Since the fall, my Facebook feed has been spotted with friends’ Instagrams featuring trendy cocktails and aerial shots of flowers and/or food (warning: aerial shot ahead), all tagged at the Quirk Hotel. This past weekend I finally got to see the Quirk Hotel myself when I brunched at Maple and Pine, Quirk’s onsite restaurant and a participating restaurant in Richmond Brunch Weekend.
I feel not a lot of people know that Maple and Pine is the name of Quirk’s restaurant, or maybe I just need to namedrop Quirk Hotel, so every time I explain where I brunched, I go, “At Maple and Pine of Quirk Hotel.” Duh.

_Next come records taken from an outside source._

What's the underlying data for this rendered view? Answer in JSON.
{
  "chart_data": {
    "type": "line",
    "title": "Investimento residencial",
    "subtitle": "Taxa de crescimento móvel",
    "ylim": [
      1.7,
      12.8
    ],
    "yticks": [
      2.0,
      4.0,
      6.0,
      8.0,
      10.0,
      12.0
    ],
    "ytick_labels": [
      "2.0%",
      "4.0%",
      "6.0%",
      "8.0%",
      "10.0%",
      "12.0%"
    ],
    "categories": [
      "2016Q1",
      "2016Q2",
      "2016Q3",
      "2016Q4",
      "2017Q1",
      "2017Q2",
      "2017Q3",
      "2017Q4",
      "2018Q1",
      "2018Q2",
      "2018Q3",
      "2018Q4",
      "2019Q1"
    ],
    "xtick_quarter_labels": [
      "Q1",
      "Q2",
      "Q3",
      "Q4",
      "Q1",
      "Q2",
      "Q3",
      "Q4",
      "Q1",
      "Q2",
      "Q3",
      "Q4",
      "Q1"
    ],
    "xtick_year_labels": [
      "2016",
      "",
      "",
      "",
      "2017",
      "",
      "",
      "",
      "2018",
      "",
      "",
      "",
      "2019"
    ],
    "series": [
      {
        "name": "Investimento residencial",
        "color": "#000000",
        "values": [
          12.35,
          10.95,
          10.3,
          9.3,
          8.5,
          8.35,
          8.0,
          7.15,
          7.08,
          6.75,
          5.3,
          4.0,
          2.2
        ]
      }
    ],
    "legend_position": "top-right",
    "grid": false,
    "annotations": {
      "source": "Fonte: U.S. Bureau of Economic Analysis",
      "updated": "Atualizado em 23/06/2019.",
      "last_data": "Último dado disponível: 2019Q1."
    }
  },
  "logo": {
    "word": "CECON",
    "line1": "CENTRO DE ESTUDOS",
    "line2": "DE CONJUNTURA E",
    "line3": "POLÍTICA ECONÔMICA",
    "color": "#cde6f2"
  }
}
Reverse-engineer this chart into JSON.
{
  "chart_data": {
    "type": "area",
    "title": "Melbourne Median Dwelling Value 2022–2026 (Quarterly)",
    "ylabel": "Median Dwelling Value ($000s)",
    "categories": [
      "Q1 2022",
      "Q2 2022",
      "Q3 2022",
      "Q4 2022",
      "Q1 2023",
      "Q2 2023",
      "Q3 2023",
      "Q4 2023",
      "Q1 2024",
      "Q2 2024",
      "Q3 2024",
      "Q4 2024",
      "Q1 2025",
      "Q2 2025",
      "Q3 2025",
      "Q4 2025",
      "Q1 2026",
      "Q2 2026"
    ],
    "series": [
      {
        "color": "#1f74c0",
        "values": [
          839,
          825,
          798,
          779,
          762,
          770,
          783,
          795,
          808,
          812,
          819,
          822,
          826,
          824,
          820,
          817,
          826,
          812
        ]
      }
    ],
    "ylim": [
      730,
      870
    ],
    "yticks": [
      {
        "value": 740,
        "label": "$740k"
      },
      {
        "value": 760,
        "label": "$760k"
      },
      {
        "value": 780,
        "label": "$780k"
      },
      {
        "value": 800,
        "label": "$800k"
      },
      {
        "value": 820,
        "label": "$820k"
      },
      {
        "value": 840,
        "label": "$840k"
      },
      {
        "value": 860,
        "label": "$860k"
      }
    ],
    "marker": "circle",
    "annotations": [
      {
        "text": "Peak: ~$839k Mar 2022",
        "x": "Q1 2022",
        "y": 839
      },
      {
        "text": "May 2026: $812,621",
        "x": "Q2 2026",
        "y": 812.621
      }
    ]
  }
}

Quirk opened in downtown Richmond this past fall. It’s part of a hotel chain called Destination Hotels. So it’s not exactly a chain like the Marriott. It’s hard to really pin down what Quirk is, because it’s definitely more than a hotel: it’s a gallery, a restaurant, a bar, an event space, etc. Its name should be “Trendy, Etc.,” to be honest because of how millennials on social media treat it.
Sara asked after I went to Maple and Pine/Quirk if it was worth all the hype. Aesthetically speaking, it is. The first floor/Maple and Pine is an open floor concept with wide, airy windows and spaced out seating. There is feng shui – I’m just guessing because I really don’t know how feng shui works other than I appreciated the aesthetics of the hotel/restaurant. Yes, the cocktails are pricey, but what were you expecting?
Anyway, I didn’t even get a cocktail for brunch. Their brunch menu isn’t extensive. It all fits on one page and automatically downloads when you click on it online (which is sort of annoying because then I had to delete it from my Downloads folder, but there are worse sins in the world). I had been eyeing the quiche ($12), but then my friend Joanna and I discovered the omelet of the day (Saturday) featured broccoli, cheddar, and bacon ($12). Game changer.
We also ordered fresh-squeezed orange juice ($4), which I don’t normally do, but heck, I treated. The omelet comes with fried potatoes and a choice of toast or English muffin. Joanna got sourdough, and I would have said the same, but I had to be slightly different, so I opted for the muffin.
Do you see that omelet? Look at how smooth it is. It looks almost like rubber. (I promise you it doesn’t taste like rubber.) This was the first observation out of my mouth once our plates were delivered. “How did they get it like that?” Consequently, this has been everyone else’s question, too, upon seeing my Instagrams of brunch. So, Maple and Pine, how do you get your omelets so smooth? My ridiculous theory is they make a regular omelet and then they shave it.
Anyway, texture aside, the omelet was great. The potatoes are even better. And the orange juice was on point - super smooth (like the omelet’s texture; I can’t get over it) with a hint of sweetness. The first time I ever had fresh-squeezed orange juice was in Florida in fourth grade, and this orange juice was a fair competitor.
Everything at Maple and Pine is served in style, probably because it is Quirk Hotel. Condiments were brought to us in miniature glass bowls, including an apricot jelly and ketchup. You’ll find no Heinz-57 bottles on your table. Coffee would have been served in hip, cool glassware. The atmosphere is sleek. I’m trying to use any word but “trendy,” because I’ve already used it in this review, but what I’m trying to say is, if you want to be trendy, go here. You’re paying as much for the experience as you are for the food. And mind your dress. If you’re going to dress down, it better be Lululemon.
I’ll definitely be back to Quirk Hotel to check out their art gallery (it was closed during my brunch, insert sad emoji) and for a cocktail. I’m already picturing the Instagram and camera angle I might use. Because what millennial goes to Quirk Hotel and doesn’t tag them?
If you're interested in dining at Maple and Pine, add them to the list of consideration for Richmond Brunch Weekend, which is May 14 and 15. Reservations recommended.